One of our clients shared how he has done this. He is passionate about mastering crop production but also wants a well-run farm business. As he worked to improve his operation, he quickly saw the need for expertise he didn’t currently have. He decided to begin putting his suppliers to work in a new way—as a board of directors or board of advisors.
At least twice a year the farmer invites a group of his trusted suppliers from all aspects of the farm (banking, insurance, marketing, fertilizer, and seed) to discuss the opportunities and threats that need to be considered. The meeting is designed to be open and casual and create dialogue that helps prepare for the future.
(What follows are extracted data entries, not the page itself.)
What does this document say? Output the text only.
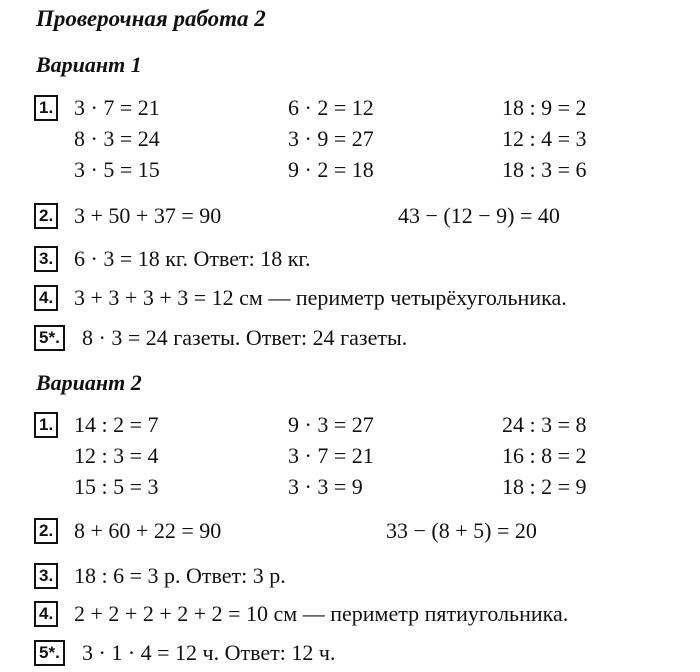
Проверочная работа 2
Вариант 1
1. 3 · 7 = 21
8 · 3 = 24
3 · 5 = 15
6 · 2 = 12
3 · 9 = 27
9 · 2 = 18
18 : 9 = 2
12 : 4 = 3
18 : 3 = 6
2. 3 + 50 + 37 = 90	43 − (12 − 9) = 40
3. 6 · 3 = 18 кг. Ответ: 18 кг.
4. 3 + 3 + 3 + 3 = 12 см — периметр четырёхугольника.
5*. 8 · 3 = 24 газеты. Ответ: 24 газеты.
Вариант 2
1. 14 : 2 = 7
12 : 3 = 4
15 : 5 = 3
9 · 3 = 27
3 · 7 = 21
3 · 3 = 9
24 : 3 = 8
16 : 8 = 2
18 : 2 = 9
2. 8 + 60 + 22 = 90	33 − (8 + 5) = 20
3. 18 : 6 = 3 р. Ответ: 3 р.
4. 2 + 2 + 2 + 2 + 2 = 10 см — периметр пятиугольника.
5*. 3 · 1 · 4 = 12 ч. Ответ: 12 ч.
It’s also a forum for banter and debate among suppliers who may not share the same opinions. This helps the farmer think about his business in a new way and see the performance of the people who are working to be key suppliers.
The suppliers that shine in this type of an environment certainly aren’t the ones that only have a volume discount to sell. The strongest ones demonstrate:
- Passion to understand their client’s business goals and challenges.
- Great expertise in their own field and an understanding of how that fits into the farm’s “system”.
- Perspective of the future consequences of decisions a farmer will be making.
The forum includes long-term trusted suppliers and people who are working to earn the farm’s business. Expectations are laid out, including supplier roles as well as privacy of information. Consider a non-disclosure agreement. The goals and the business plan are shared, along with challenges that need to be addressed. After the meeting this farmer has a better understanding of the actions he needs to take and a clearer picture of which suppliers bring value.
Assignment: Pick a supplier that you have a good relationship with that you think could add more value. Prepare some of your goals and challenges and have a different kind of meeting. Pick their brain, learn from them. If the approach works for you, you can begin scaling up the size of your board of advisors.